LANTENOIS, Annick, Le Vertige du Funambule – Le design graphique entre économie et morale, Paris, B42, coll. essais, 2013 (2010).

Partant du constat que, depuis les années 80, l’évolution du design graphique est marquée par un changement de paradigme, une oscillation entre dépouillement et ornementation, qui reflète les changements des institutions sociales selon les époques, Annick Lantenois s’interroge sur la façon dont le designer graphique contemporain doit redéfinir son rôle.

L’auteure montre que le designer graphique doit faire du numérique son nouveau paradigme en exploitant l’essor des nouvelles technologies afin de transmettre une écriture graphique traduisant l’immatérialité des contenus numériques.

Pour asseoir sa thèse, l’historienne Annick Lantenois procède sous forme chronologique, en quatre temps. Elle introduit d’abord son discours en évoquant la transformation des blasons des villes en logos qui, dans les années 1980-1990, a entraîné une disparition des identités passées propres à chaque ville. Partant de ce constat, l’auteure déduit que ce nouveau discours de communication, dont le but est de rendre la ville attractive, plus présente, suggère que l’organisation du temps interagit avec l’organisation sociale et publique1.

L’auteure explique ensuite cette corrélation pour la mettre en lien avec l’apparition du « graphisme d’utilité publique » qui, lui, correspond à l’écriture d’une institution s’adressant à un public de masse. Le graphiste, suivant ce paradigme, est perçu comme le détenteur d’une vision objective lui permettant la transmission fiable d’un message simple et lisible2.

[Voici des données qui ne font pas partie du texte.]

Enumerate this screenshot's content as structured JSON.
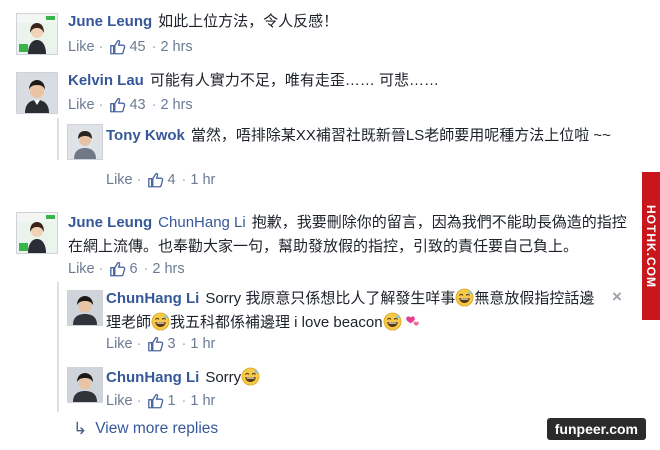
{
  "comments": [
    {
      "author": "June Leung",
      "avatar": "june-leung-avatar",
      "text": "如此上位方法，令人反感！",
      "like_label": "Like",
      "likes": "45",
      "time": "2 hrs"
    },
    {
      "author": "Kelvin Lau",
      "avatar": "kelvin-lau-avatar",
      "text": "可能有人實力不足，唯有走歪…… 可悲……",
      "like_label": "Like",
      "likes": "43",
      "time": "2 hrs",
      "replies": [
        {
          "author": "Tony Kwok",
          "avatar": "tony-kwok-avatar",
          "text": "當然，唔排除某XX補習社既新晉LS老師要用呢種方法上位啦 ~~",
          "like_label": "Like",
          "likes": "4",
          "time": "1 hr"
        }
      ]
    },
    {
      "author": "June Leung",
      "avatar": "june-leung-avatar",
      "mention": "ChunHang Li",
      "text": "抱歉，我要刪除你的留言，因為我們不能助長偽造的指控在網上流傳。也奉勸大家一句，幫助發放假的指控，引致的責任要自己負上。",
      "like_label": "Like",
      "likes": "6",
      "time": "2 hrs",
      "replies": [
        {
          "author": "ChunHang Li",
          "avatar": "chunhang-li-avatar",
          "text_part1": "Sorry 我原意只係想比人了解發生咩事",
          "text_part2": "無意放假指控話邊",
          "text_part3": "理老師",
          "text_part4": "我五科都係補邊理 i love beacon",
          "emoji": "grinning-sweat-emoji",
          "like_label": "Like",
          "likes": "3",
          "time": "1 hr",
          "close": "×"
        },
        {
          "author": "ChunHang Li",
          "avatar": "chunhang-li-avatar",
          "text": "Sorry",
          "emoji": "grinning-sweat-emoji",
          "like_label": "Like",
          "likes": "1",
          "time": "1 hr"
        }
      ],
      "view_more": "View more replies"
    }
  ],
  "watermarks": {
    "side": "HOTHK.COM",
    "bottom": "funpeer.com"
  },
  "colors": {
    "link": "#365899",
    "meta": "#6c7a93",
    "thumb": "#4b67a1",
    "watermark_red": "#c9161d"
  }
}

Arrive les années 90 qu’Annick Lantenois évoque dans un troisième temps. Il s’agit de la rupture avec ce mouvement graphique épuré par une volonté de brouiller la lisibilité. Ce retour à l’ornementation s’interprète selon l’auteure comme une opposition à l’uniformisation des styles imposée par l’utilisation de logiciels de composition dont les conséquences tendraient à un formatage esthétique mondialisé3.

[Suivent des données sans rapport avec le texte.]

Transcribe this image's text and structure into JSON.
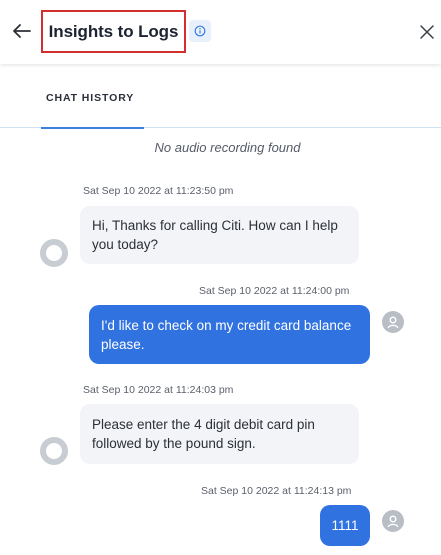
{
  "header": {
    "title": "Insights to Logs",
    "back_icon": "arrow-left-icon",
    "info_icon": "info-icon",
    "close_icon": "close-icon"
  },
  "tabs": [
    {
      "label": "CHAT HISTORY",
      "active": true
    }
  ],
  "notice": "No audio recording found",
  "messages": [
    {
      "sender": "bot",
      "timestamp": "Sat Sep 10 2022 at 11:23:50 pm",
      "text": "Hi, Thanks for calling Citi. How can I help you today?"
    },
    {
      "sender": "user",
      "timestamp": "Sat Sep 10 2022 at 11:24:00 pm",
      "text": "I'd like to check on my credit card balance please."
    },
    {
      "sender": "bot",
      "timestamp": "Sat Sep 10 2022 at 11:24:03 pm",
      "text": "Please enter the 4 digit debit card pin followed by the pound sign."
    },
    {
      "sender": "user",
      "timestamp": "Sat Sep 10 2022 at 11:24:13 pm",
      "text": "1111"
    }
  ],
  "colors": {
    "accent": "#2f72e0",
    "highlight_border": "#d32f2f",
    "bot_bubble": "#f3f4f7"
  }
}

Dans une dernière partie, l’auteur se concentre sur les années 2010 et leurs enjeux propres. Elle constate que dans notre contexte hyper-moderne où le numérique qui s’étend à toute la société, il existe une toute nouvelle organisation sociale et du temps. Elle évoque ainsi la nécessité du designer à s’y adapter4.

L’auteur développe plusieurs concepts clés, à savoir « le design graphique », qui correspond à une pratique de conception de communication visuelle investissant image et texte, « la culture numérique », qui renvoie à un ensemble de connaissances et de pratiques liées aux technologies informatiques, et « l’hyper-modernité » qui représente le schéma d’une société caractérisée par la vitesse.

L’ouvrage met en lumière le moyen pour le designer d’adopter un nouveau paradigme par rapport à notre hyper-modernité. Ce nouveau paradigme, lié à la vitesse de circulation de l’information, des produits, tend à valoriser la fonction, qui est évolutive et nécessite un apprentissage, plutôt que l’esthétique qui, elle, est fixe et peut être choisie, modifiée, par n’importe qui5.

Line SOMMIER, Master 1 « Design, Arts, Média », Paris 1 Panthéon-Sorbonne, 2021-2022.


  1. LANTENOIS, Annick, « Crise du temps, 1. Blasons des cités. Logos des Villes », dans LANTENOIS, Annick, Le Vertige du Funambule – Le design graphique entre économie et morale, Paris, B42, coll. essais, 2013, p. 15-23. 

  2. LANTENOIS, Annick, « Crise du temps, 2. Expérience du temps et organisation sociale », dans LANTENOIS, Annick, Le Vertige du Funambule – Le design graphique entre économie et morale, op. cit.,* p. 23-33. 

  3. LANTENOIS, Annick, « Crise du temps, 3. Récit historique et design graphique : le statut du texte en question », dans LANTENOIS, Annick, Le Vertige du Funambule – Le design graphique entre économie et morale, op. cit., p. 33-41. 

  4. LANTENOIS, Annick, « Habiter l’Hyper-modernité », dans LANTENOIS, Annick, Le Vertige du Funambule – Le design graphique entre économie et morale, op. cit., p. 43 -75. 

  5. CARON, Gérard, Homo Designus. L'homme et le design de Lascaux à Google, Paris, Designfax, 2019.